Saturday, April 4, 2015

Begin Edit

It was a bit cold and windy this morning after a night of lightning, thunder and rain. I had to wait until it warmed up before getting busy. I even had to put on some long underwear, otherwise I might not have wanted to go outside.

I like to do my hard core editing in April when things are just waking up and my tromping across the terrain leaves little impact. Then as the Lush gains momentum it hides any damage I might do.





















I went through the entire garden, then over the slope below the roadside vegetable garden and halfway through the sunny utility meadow to the stream, in five hours. It is a miracle. It used to take me days of editing over many weeks to get through the whole garden.

What this means is that my garden nemesis, the steel rooted Clematis virginiana is waning fast from my persistent efforts at eradication. My CobraHead Weeder deserves a great deal of credit for my success in this battle. It made an impossible task doable.

The impossible only took me four years.





















This was just the first editing sweep of course. I will keep at it. As things grow and turn green I will find more that needs removal. I'll just be able to cover more ground in less time.

My editing process is one of eliminating those plants I know I do not want. The rest is left to cover the ground. The rest is left to determine what the garden itself wants to be.

What will the Tall Flower Meadow be like this year? Between editing, planting and seed flinging, it won't be the same as last year.

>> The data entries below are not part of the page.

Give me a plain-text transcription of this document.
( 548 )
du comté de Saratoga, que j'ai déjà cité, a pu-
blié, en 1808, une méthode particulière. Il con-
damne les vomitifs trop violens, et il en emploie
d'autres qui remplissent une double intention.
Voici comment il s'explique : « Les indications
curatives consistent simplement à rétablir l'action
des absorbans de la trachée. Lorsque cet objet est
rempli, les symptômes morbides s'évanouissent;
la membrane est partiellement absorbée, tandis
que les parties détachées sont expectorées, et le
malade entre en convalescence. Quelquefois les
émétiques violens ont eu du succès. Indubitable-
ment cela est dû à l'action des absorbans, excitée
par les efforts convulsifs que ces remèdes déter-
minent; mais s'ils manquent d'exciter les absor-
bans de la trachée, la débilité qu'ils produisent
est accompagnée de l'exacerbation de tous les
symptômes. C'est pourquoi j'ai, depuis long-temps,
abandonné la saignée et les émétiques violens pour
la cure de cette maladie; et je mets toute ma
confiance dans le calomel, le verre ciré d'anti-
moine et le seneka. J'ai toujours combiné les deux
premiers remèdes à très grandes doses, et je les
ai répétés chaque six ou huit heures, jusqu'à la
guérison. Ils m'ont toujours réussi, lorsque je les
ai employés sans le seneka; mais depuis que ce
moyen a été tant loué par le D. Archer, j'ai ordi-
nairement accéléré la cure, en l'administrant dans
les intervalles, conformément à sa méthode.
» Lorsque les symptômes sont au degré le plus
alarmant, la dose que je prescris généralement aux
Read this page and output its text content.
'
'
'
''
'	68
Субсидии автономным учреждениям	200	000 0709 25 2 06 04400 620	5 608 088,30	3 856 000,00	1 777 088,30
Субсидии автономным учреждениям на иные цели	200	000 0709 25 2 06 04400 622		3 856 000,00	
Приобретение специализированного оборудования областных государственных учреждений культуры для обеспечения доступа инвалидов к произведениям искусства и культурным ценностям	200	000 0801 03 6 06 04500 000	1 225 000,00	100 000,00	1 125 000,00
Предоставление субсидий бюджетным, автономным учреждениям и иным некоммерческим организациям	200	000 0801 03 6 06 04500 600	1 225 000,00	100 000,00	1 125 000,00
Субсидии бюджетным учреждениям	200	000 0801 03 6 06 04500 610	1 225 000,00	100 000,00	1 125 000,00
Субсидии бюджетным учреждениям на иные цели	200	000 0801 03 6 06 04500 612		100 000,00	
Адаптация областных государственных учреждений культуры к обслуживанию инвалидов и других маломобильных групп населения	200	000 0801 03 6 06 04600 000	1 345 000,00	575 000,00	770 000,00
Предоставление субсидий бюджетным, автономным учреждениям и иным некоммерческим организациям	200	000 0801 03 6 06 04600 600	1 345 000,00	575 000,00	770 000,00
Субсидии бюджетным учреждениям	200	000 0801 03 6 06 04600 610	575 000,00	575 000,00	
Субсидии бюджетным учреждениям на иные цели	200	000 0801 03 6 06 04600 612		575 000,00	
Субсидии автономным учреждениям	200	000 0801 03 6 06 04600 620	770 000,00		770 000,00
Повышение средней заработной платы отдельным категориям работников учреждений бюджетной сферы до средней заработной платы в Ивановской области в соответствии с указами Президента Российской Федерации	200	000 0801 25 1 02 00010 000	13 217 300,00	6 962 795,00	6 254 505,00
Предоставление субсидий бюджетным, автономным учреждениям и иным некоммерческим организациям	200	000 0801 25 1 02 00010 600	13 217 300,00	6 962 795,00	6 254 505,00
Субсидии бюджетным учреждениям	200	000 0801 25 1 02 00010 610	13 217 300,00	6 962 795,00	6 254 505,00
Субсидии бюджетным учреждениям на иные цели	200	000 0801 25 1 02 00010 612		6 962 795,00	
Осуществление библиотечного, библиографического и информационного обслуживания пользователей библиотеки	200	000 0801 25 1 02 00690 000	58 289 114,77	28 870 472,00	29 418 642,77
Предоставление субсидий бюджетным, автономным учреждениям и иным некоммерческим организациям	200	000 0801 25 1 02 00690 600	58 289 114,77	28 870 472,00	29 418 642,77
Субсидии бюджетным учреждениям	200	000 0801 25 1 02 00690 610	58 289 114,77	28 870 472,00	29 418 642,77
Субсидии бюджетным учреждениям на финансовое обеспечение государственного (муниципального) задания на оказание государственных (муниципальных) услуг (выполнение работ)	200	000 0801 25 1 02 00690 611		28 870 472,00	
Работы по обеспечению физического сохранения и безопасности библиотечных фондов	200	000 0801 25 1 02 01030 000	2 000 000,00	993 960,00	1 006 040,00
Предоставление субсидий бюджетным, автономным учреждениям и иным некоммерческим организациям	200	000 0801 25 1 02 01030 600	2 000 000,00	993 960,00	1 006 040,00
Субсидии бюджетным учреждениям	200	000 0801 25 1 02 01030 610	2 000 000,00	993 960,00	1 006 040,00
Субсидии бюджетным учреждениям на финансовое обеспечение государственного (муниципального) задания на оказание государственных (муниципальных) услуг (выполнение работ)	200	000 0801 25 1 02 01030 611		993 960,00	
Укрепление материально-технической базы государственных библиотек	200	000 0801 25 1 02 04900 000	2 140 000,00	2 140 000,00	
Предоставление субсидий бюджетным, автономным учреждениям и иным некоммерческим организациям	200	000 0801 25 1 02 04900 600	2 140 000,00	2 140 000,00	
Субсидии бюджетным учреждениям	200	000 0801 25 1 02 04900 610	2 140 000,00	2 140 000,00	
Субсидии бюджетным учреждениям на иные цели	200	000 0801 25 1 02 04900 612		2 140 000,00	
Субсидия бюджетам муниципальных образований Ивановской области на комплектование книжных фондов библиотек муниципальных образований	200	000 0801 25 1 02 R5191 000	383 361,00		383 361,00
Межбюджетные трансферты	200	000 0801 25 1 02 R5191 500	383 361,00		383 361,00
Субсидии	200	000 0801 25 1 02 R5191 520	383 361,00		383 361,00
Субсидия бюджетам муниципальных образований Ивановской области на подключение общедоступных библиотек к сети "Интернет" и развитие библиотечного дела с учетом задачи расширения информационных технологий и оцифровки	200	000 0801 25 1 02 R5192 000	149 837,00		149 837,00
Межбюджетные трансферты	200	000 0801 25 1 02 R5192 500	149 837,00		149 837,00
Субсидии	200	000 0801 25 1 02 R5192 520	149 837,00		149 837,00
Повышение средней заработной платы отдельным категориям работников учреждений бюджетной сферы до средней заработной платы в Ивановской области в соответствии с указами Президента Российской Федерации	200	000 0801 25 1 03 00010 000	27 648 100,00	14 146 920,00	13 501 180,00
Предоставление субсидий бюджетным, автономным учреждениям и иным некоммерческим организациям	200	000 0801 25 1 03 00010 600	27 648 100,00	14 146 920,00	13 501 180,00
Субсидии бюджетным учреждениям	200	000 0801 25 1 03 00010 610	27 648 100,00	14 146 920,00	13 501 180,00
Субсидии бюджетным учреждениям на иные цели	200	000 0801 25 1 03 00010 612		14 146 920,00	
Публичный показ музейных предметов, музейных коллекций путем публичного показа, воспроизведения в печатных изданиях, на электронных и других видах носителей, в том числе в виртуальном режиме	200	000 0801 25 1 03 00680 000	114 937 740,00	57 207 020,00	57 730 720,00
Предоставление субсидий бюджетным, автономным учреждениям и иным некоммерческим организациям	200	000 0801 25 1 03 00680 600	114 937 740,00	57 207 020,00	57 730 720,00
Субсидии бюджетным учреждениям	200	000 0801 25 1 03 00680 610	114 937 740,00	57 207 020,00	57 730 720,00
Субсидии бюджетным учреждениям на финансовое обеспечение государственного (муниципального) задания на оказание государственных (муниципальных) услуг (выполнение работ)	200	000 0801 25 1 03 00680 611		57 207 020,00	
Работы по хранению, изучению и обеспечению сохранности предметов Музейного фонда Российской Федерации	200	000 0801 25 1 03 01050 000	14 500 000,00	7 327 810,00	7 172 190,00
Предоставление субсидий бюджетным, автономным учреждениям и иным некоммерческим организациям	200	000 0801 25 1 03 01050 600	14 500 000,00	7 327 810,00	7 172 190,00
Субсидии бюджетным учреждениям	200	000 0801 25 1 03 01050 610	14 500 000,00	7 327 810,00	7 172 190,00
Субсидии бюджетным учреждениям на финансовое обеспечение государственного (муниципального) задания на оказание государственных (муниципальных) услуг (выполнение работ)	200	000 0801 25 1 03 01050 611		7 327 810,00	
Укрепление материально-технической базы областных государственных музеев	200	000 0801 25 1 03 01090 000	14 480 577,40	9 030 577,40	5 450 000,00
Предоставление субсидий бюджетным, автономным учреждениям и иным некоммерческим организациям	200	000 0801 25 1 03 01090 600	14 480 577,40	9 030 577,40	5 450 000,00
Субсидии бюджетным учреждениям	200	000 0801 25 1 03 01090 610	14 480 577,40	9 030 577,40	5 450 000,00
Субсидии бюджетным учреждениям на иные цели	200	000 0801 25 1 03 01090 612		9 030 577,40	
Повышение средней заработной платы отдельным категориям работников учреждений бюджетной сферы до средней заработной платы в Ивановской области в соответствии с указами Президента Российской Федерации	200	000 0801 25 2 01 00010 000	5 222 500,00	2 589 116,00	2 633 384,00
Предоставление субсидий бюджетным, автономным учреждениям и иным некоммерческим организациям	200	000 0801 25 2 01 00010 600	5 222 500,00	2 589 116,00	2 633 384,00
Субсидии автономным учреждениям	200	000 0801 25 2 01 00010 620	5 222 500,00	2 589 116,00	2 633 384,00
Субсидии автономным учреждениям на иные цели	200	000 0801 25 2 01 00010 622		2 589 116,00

I'm in a bit of shock that I covered so much ground in five hours on my first round of hard core editing. It feels like a new chapter of Ku'ulei A'ina is beginning. I can pick a new annoying and useless weed to eliminate, leaving even more room for the plants I like.


3 comments:

Lola said...

Go for it. I did but now it looks like a jungle. Didn't recognize it. I was about to cry.

Christopher C. NC said...

You are talking about your old NC place? It doesn't take long at all for the forest to reclaim what is rightfully its own.

Lisa at Greenbow said...

It is a good thing you have persistence in your great big garden.